Computing the Least Fixed Point of Positive Polynomial Systems (1001.0340v3)

Abstract: We consider equation systems of the form X_1 = f_1(X_1, ..., X_n), ..., X_n = f_n(X_1, ..., X_n) where f_1, ..., f_n are polynomials with positive real coefficients. In vector form we denote such an equation system by X = f(X) and call f a system of positive polynomials, short SPP. Equation systems of this kind appear naturally in the analysis of stochastic models like stochastic context-free grammars (with numerous applications to natural language processing and computational biology), probabilistic programs with procedures, web-surfing models with back buttons, and branching processes. The least nonnegative solution mu f of an SPP equation X = f(X) is of central interest for these models.
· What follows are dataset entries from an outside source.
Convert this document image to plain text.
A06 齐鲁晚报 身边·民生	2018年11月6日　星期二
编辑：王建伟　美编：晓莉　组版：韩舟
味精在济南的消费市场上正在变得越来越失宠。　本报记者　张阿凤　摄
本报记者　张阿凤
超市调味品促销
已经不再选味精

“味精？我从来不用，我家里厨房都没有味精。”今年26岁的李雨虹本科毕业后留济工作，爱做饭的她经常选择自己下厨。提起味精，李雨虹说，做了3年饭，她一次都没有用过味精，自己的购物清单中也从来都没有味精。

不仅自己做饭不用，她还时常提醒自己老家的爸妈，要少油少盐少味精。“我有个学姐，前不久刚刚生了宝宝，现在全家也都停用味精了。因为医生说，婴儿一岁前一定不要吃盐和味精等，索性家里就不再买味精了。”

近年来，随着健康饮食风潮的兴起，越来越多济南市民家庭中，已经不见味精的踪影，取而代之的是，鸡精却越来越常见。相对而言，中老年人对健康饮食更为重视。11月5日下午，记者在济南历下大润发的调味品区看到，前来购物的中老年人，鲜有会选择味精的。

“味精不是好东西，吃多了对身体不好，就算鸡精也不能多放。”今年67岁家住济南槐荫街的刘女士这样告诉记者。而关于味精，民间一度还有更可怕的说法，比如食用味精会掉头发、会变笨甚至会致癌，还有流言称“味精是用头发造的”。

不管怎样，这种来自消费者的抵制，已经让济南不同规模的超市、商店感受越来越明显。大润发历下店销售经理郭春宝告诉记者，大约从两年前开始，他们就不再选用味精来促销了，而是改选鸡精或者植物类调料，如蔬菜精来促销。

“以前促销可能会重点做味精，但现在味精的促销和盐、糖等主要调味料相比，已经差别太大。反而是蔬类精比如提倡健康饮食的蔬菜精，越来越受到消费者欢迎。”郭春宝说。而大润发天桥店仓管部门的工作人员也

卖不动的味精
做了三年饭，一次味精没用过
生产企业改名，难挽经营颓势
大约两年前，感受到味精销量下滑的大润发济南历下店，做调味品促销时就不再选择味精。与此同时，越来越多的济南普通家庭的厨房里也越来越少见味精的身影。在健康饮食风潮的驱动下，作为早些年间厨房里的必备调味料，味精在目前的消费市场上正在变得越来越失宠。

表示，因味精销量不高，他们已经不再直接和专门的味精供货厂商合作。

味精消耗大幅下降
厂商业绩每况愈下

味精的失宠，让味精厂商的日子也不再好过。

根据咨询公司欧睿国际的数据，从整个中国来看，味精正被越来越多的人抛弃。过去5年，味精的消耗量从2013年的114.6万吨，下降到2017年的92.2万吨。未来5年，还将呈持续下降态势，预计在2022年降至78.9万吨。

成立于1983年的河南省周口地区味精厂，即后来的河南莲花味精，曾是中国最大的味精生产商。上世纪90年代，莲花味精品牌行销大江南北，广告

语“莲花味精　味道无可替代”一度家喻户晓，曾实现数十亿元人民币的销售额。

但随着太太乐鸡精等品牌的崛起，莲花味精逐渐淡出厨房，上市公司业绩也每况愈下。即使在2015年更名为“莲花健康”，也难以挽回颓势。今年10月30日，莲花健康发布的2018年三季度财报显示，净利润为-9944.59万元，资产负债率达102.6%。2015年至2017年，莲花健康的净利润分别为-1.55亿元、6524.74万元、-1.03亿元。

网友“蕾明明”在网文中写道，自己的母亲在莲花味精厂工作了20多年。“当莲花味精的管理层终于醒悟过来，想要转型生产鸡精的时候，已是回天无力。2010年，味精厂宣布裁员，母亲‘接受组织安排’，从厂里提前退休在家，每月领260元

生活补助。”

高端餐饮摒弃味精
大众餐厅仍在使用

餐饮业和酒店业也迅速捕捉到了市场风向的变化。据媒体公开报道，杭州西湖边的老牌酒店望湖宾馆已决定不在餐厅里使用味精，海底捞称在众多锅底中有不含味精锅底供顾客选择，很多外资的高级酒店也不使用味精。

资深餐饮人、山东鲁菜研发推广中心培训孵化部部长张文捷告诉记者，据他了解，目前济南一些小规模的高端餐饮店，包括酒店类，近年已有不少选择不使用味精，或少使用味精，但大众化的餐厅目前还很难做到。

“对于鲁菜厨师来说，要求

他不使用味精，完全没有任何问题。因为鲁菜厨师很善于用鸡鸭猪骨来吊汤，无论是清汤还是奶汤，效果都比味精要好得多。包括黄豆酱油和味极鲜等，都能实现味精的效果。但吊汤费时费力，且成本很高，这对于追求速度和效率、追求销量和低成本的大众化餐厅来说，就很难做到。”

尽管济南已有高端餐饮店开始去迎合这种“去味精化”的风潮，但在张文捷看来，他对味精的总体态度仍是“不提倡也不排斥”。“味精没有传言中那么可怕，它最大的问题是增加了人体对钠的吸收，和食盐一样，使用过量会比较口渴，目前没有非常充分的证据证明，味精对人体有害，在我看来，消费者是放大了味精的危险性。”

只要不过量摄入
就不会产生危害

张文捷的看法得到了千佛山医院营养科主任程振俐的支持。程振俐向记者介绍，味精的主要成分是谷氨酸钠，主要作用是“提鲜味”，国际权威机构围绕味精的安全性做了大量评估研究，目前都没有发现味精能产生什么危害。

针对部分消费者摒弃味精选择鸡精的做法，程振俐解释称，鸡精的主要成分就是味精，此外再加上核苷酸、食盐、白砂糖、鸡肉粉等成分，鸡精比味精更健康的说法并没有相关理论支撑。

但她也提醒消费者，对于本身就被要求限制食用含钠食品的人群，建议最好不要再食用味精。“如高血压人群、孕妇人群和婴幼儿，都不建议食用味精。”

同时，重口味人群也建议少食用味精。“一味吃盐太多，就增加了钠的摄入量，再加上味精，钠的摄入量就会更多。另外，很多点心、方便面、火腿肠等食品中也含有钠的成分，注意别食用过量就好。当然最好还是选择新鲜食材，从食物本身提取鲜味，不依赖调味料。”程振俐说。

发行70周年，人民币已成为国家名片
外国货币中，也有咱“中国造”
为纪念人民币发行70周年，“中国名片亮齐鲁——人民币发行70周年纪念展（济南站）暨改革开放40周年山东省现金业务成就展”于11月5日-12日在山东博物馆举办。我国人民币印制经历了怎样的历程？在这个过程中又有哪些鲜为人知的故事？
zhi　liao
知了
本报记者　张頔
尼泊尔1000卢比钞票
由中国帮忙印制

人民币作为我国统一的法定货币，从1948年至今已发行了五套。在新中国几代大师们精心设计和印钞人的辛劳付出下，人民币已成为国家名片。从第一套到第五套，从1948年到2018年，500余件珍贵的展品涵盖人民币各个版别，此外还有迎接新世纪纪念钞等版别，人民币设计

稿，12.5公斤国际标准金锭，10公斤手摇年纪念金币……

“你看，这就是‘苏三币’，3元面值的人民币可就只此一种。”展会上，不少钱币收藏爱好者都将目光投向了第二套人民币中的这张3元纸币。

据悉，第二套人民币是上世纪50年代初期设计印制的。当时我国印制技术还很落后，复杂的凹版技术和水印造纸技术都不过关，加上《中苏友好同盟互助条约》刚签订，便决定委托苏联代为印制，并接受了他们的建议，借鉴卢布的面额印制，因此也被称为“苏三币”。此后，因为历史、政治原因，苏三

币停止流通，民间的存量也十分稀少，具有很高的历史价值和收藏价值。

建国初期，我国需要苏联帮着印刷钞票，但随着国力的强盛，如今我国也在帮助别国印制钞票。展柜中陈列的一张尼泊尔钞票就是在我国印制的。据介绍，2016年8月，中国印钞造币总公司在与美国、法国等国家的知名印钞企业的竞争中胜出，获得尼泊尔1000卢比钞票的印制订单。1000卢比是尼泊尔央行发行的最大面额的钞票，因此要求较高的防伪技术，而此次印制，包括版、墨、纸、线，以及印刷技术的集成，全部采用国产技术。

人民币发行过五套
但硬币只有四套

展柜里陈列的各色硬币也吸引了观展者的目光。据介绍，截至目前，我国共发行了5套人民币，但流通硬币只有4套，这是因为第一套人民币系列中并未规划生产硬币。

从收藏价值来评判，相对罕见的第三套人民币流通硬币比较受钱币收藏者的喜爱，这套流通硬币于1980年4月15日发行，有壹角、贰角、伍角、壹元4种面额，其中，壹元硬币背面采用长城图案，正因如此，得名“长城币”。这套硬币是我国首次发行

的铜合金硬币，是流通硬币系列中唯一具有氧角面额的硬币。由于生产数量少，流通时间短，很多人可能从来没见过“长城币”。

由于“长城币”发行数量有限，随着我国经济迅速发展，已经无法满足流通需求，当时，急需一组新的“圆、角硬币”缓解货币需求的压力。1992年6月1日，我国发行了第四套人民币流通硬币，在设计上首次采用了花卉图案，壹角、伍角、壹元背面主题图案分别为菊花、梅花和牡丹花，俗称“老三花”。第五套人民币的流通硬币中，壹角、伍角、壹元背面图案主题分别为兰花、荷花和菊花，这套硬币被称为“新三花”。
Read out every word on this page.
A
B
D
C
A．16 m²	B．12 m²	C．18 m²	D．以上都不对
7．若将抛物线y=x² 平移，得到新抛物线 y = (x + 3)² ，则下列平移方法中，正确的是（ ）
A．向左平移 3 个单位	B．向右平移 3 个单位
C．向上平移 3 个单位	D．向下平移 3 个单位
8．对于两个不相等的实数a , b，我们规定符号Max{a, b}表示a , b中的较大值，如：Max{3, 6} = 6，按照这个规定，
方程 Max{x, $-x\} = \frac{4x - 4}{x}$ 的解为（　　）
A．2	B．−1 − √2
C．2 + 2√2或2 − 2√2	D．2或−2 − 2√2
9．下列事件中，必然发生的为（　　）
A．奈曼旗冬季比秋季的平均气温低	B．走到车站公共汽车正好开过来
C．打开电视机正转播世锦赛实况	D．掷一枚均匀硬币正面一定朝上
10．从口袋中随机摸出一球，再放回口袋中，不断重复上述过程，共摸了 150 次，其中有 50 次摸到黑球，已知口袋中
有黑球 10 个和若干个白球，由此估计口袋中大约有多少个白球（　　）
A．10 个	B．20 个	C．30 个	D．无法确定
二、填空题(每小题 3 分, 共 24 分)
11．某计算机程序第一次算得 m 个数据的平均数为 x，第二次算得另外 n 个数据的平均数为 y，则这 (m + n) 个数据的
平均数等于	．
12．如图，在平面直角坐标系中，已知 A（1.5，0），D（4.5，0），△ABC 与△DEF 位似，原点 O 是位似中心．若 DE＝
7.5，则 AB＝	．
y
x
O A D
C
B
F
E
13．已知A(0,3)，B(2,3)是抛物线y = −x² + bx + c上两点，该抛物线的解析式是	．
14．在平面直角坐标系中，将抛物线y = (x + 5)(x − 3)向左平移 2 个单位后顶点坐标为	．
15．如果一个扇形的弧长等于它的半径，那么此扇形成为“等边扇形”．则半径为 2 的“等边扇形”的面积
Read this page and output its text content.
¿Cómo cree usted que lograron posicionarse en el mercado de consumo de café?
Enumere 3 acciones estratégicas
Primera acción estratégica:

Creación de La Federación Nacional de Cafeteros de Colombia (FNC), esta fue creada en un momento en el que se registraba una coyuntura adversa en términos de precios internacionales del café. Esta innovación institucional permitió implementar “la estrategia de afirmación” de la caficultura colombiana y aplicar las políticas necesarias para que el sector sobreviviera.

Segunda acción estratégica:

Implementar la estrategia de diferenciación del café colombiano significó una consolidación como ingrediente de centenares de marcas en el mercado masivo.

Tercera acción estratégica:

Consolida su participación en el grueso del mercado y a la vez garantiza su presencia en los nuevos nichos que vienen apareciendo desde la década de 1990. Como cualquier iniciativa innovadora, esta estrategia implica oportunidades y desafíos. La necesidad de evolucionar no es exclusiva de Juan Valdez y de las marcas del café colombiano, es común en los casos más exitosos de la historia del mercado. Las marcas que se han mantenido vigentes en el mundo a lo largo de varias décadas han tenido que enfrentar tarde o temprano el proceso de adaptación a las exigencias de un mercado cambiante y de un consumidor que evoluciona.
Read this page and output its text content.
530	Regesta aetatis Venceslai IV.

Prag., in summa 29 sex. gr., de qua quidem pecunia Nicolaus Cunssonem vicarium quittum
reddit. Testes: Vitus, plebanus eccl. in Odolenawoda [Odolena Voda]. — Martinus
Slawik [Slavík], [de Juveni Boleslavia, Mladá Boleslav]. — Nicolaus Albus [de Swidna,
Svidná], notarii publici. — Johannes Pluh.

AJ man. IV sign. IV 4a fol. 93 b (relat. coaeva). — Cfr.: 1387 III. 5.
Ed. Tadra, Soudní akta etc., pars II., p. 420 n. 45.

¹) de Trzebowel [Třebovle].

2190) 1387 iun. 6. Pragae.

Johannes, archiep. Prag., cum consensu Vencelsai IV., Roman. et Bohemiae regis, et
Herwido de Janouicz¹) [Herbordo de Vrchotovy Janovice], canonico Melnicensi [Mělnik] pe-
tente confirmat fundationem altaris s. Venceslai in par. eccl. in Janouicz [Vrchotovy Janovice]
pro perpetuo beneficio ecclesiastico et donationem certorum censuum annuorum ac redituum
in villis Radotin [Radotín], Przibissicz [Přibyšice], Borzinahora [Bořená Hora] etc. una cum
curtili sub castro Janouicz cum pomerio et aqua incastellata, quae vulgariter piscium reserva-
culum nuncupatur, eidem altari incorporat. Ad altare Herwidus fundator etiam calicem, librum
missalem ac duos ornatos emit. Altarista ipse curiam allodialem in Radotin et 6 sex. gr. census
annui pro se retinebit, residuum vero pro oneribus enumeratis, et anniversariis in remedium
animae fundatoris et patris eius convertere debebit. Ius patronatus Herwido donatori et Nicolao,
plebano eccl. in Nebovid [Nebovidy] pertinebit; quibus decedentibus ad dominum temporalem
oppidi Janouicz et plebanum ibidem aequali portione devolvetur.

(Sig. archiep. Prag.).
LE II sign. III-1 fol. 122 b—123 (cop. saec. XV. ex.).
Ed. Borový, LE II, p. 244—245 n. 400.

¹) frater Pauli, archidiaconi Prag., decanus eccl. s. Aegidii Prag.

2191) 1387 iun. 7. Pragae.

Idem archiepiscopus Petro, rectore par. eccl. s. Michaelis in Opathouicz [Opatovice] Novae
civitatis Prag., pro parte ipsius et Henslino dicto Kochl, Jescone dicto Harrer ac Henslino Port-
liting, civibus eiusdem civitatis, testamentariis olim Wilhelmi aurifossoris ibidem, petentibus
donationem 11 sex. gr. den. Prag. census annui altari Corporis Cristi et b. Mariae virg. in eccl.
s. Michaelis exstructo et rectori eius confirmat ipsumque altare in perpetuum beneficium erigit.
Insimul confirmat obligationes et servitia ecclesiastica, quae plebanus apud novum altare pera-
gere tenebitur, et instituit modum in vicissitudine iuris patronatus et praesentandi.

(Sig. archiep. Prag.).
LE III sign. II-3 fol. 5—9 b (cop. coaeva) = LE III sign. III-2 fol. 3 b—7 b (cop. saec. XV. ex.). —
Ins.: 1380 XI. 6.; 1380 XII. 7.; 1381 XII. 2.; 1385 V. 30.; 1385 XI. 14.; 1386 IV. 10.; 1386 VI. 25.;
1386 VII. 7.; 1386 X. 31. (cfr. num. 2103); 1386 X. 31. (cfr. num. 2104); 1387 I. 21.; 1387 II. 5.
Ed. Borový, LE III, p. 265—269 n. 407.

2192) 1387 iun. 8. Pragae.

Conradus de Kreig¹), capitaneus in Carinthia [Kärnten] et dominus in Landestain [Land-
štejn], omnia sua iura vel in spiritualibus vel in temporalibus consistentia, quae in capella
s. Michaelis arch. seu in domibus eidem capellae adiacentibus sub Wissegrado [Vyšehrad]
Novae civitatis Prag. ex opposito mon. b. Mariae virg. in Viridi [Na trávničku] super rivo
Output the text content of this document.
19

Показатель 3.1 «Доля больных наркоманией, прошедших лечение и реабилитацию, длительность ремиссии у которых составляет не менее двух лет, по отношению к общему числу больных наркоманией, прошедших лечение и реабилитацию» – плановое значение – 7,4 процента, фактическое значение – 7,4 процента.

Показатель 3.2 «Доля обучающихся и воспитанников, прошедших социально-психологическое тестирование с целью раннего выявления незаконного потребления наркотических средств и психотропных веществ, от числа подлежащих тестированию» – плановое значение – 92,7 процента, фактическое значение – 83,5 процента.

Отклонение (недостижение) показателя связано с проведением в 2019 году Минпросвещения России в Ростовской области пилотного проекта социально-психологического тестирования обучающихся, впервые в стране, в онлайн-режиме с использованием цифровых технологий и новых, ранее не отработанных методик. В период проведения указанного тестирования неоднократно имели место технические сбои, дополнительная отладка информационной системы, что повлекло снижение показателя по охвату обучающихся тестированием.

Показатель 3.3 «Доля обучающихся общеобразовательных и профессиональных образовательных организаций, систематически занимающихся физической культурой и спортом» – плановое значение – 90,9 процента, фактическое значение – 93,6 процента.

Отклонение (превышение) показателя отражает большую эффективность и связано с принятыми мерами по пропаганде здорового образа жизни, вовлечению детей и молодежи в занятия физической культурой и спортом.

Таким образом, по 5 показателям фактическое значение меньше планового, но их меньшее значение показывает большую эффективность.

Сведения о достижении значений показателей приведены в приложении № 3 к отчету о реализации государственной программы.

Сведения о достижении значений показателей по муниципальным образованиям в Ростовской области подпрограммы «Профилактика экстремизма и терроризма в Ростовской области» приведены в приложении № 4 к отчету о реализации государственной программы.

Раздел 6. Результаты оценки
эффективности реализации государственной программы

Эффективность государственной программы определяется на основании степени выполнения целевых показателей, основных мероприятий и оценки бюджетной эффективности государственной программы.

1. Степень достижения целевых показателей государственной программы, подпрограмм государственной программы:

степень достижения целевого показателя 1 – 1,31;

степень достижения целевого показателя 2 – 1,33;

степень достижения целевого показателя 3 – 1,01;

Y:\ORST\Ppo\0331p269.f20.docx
Etessami and Yannakakis have suggested a particular version of Newton's method to approximate mu f. We extend a result of Etessami and Yannakakis and show that Newton's method starting at 0 always converges to mu f. We obtain lower bounds on the convergence speed of the method. For so-called strongly connected SPPs we prove the existence of a threshold k_f such that for every i >= 0 the (k_f+i)-th iteration of Newton's method has at least i valid bits of mu f. The proof yields an explicit bound for k_f depending only on syntactic parameters of f. We further show that for arbitrary SPP equations Newton's method still converges linearly: there are k_f>=0 and alpha_f>0 such that for every i>=0 the (k_f+alpha_f i)-th iteration of Newton's method has at least i valid bits of mu f. The proof yields an explicit bound for alpha_f; the bound is exponential in the number of equations, but we also show that it is essentially optimal. Constructing a bound for k_f is still an open problem. Finally, we also provide a geometric interpretation of Newton's method for SPPs.